Brian Keating and Dean Cyrus C. Taylor at Keating’s book signing at the Milton and Tamar Maltz Performing Arts Center.

What would it have been like to be an eyewitness to the Big Bang? In 2014, astronomers wielding BICEP2, the most powerful telescope of its kind ever made, thought they’d glimpsed the spark that ignited the Big Bang. Millions around the world tuned in to the announcement, and Nobel whispers began to spread. But had these cosmologists truly read the cosmic prologue had they been deceived by a galactic mirage? In Losing the Nobel Prize, cosmologist Brian Keating – who first conceived of the BICEP (Background Imaging of Cosmic Extragalactic Polarization) experiments – tells the inside story of BICEP2’s detection and the ensuing scientific drama. Along the way, Keating provocatively argues that the Nobel Prize actually hampers scientific progress by encouraging speed and competition while punishing inclusivity, collaboration, and bold innovation. To build on BICEP2’s efforts to reveal the cosmos’ ultimate secrets – indeed, to advance science itself – the Nobel Prize must be radically reformed. Professor Brian G. Keating, Ph.D. (CAS, 1993) gave a public talk at the Milton and Tamar Maltz Performing Arts Center on the campus of CWRU, kicking off Homecoming weekend 2018, (10 days after the 2018 Nobel Prize announcement) about the inside story of a quest to unlock one of cosmology’s biggest mysteries.

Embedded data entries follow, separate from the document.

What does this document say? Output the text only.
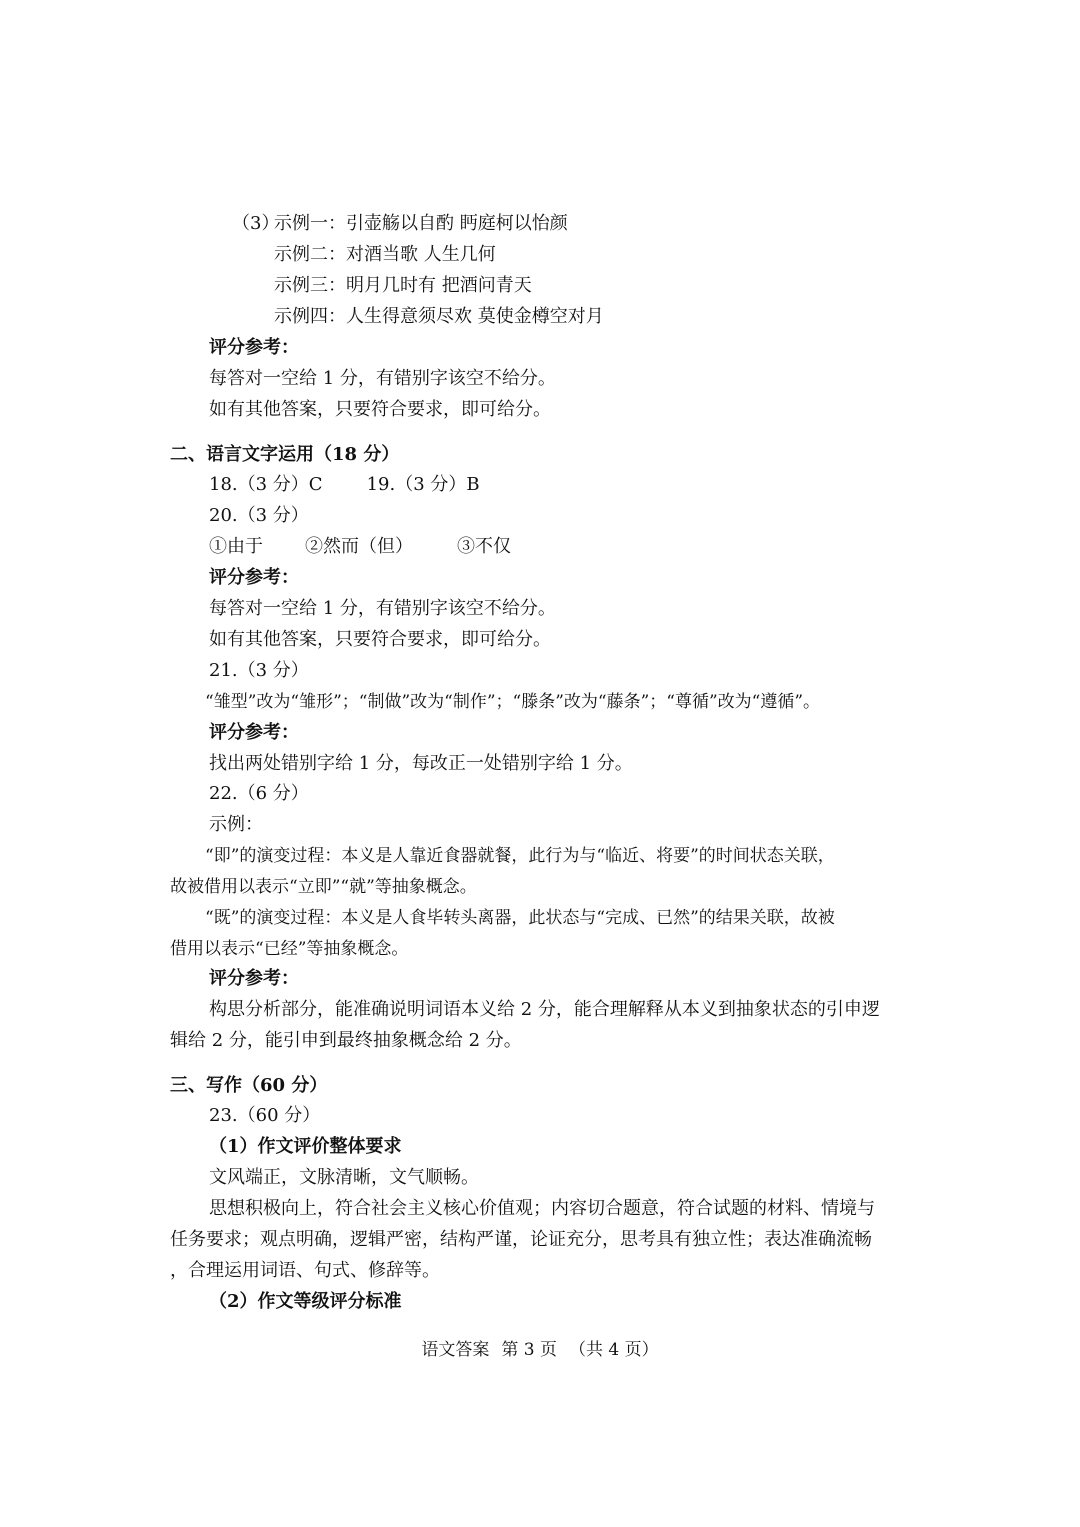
（3）
示例一：引壶觞以自酌 眄庭柯以怡颜
示例二：对酒当歌 人生几何
示例三：明月几时有 把酒问青天
示例四：人生得意须尽欢 莫使金樽空对月
评分参考：
每答对一空给 1 分，有错别字该空不给分。
如有其他答案，只要符合要求，即可给分。
二、语言文字运用（18 分）
18.（3 分）C 19.（3 分）B
20.（3 分）
①由于 ②然而（但） ③不仅
评分参考：
每答对一空给 1 分，有错别字该空不给分。
如有其他答案，只要符合要求，即可给分。
21.（3 分）
“雏型”改为“雏形”；“制做”改为“制作”；“滕条”改为“藤条”；“尊循”改为“遵循”。
评分参考：
找出两处错别字给 1 分，每改正一处错别字给 1 分。
22.（6 分）
示例：
“即”的演变过程：本义是人靠近食器就餐，此行为与“临近、将要”的时间状态关联，
故被借用以表示“立即”“就”等抽象概念。
“既”的演变过程：本义是人食毕转头离器，此状态与“完成、已然”的结果关联，故被
借用以表示“已经”等抽象概念。
评分参考：
构思分析部分，能准确说明词语本义给 2 分，能合理解释从本义到抽象状态的引申逻
辑给 2 分，能引申到最终抽象概念给 2 分。
三、写作（60 分）
23.（60 分）
（1）作文评价整体要求
文风端正，文脉清晰，文气顺畅。
思想积极向上，符合社会主义核心价值观；内容切合题意，符合试题的材料、情境与
任务要求；观点明确，逻辑严密，结构严谨，论证充分，思考具有独立性；表达准确流畅
，合理运用词语、句式、修辞等。
（2）作文等级评分标准
语文答案 第 3 页 （共 4 页）
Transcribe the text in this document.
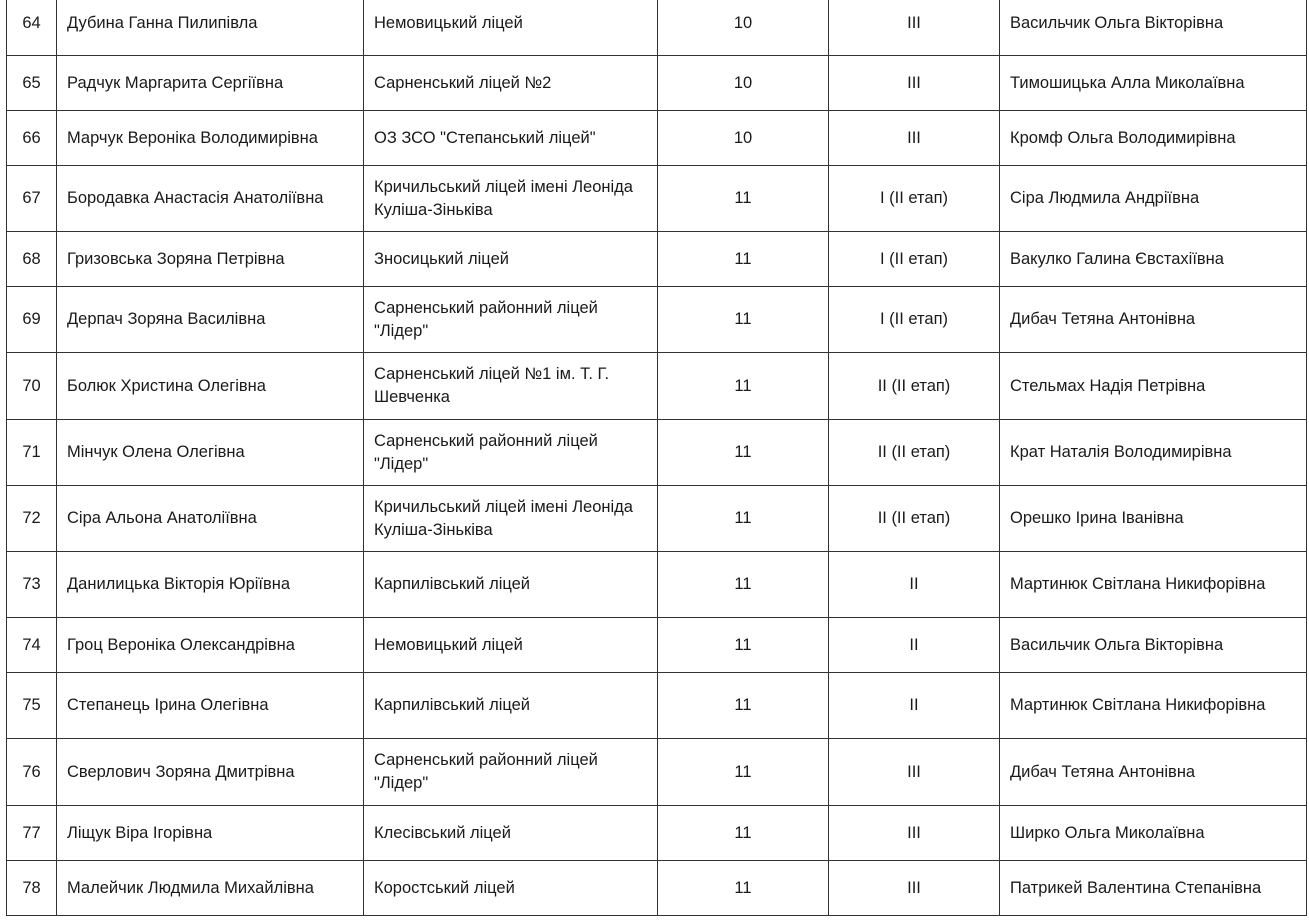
64	Дубина Ганна Пилипівла	Немовицький ліцей	10	III	Васильчик Ольга Вікторівна
65	Радчук Маргарита Сергіївна	Сарненський ліцей №2	10	III	Тимошицька Алла Миколаївна
66	Марчук Вероніка Володимирівна	ОЗ ЗСО "Степанський ліцей"	10	III	Кромф Ольга Володимирівна
67	Бородавка Анастасія Анатоліївна	Кричильський ліцей імені Леоніда Куліша-Зіньківа	11	І (ІІ етап)	Сіра Людмила Андріївна
68	Гризовська Зоряна Петрівна	Зносицький ліцей	11	І (ІІ етап)	Вакулко Галина Євстахіївна
69	Дерпач Зоряна Василівна	Сарненський районний ліцей "Лідер"	11	І (ІІ етап)	Дибач Тетяна Антонівна
70	Болюк Христина Олегівна	Сарненський ліцей №1 ім. Т. Г. Шевченка	11	ІІ (ІІ етап)	Стельмах Надія Петрівна
71	Мінчук Олена Олегівна	Сарненський районний ліцей "Лідер"	11	ІІ (ІІ етап)	Крат Наталія Володимирівна
72	Сіра Альона Анатоліївна	Кричильський ліцей імені Леоніда Куліша-Зіньківа	11	ІІ (ІІ етап)	Орешко Ірина Іванівна
73	Данилицька Вікторія Юріївна	Карпилівський ліцей	11	ІІ	Мартинюк Світлана Никифорівна
74	Гроц Вероніка Олександрівна	Немовицький ліцей	11	ІІ	Васильчик Ольга Вікторівна
75	Степанець Ірина Олегівна	Карпилівський ліцей	11	ІІ	Мартинюк Світлана Никифорівна
76	Сверлович Зоряна Дмитрівна	Сарненський районний ліцей "Лідер"	11	ІІІ	Дибач Тетяна Антонівна
77	Ліщук Віра Ігорівна	Клесівський ліцей	11	ІІІ	Ширко Ольга Миколаївна
78	Малейчик Людмила Михайлівна	Коростський ліцей	11	ІІІ	Патрикей Валентина Степанівна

Professor Brian Keating is a cosmologist at the University of California San Diego. An author of 100+ scientific publications and two U.S. Patents, Keating received his B.S. from Case Western Reserve University in 1993 and his Ph.D. from Brown University in 2000. Later, he was a postdoctoral fellow at Stanford and Caltech, and in 2007 he received the Presidential Early Career Award for Scientists and Engineers for inventing the BICEP telescope. Keating was elected Fellow of the American Physical Society in 2016 and is Principal Investigator of the Simons Observatory collaboration in Chile. He is a commercial pilot with multi-engine, instrument ratings and is a Trustee of the San Diego Air & Space Museum.  Dr. Keating was a brother of Phi Kappa Theta while at CWRU and majored in physics.

This fall, Dr. Keating made a generous gift to the college that will establish the Brian G. Keating, Ph.D. Class of 1993 Endowed Scholarship Fund in Support of Undergraduates Pursuing Physics.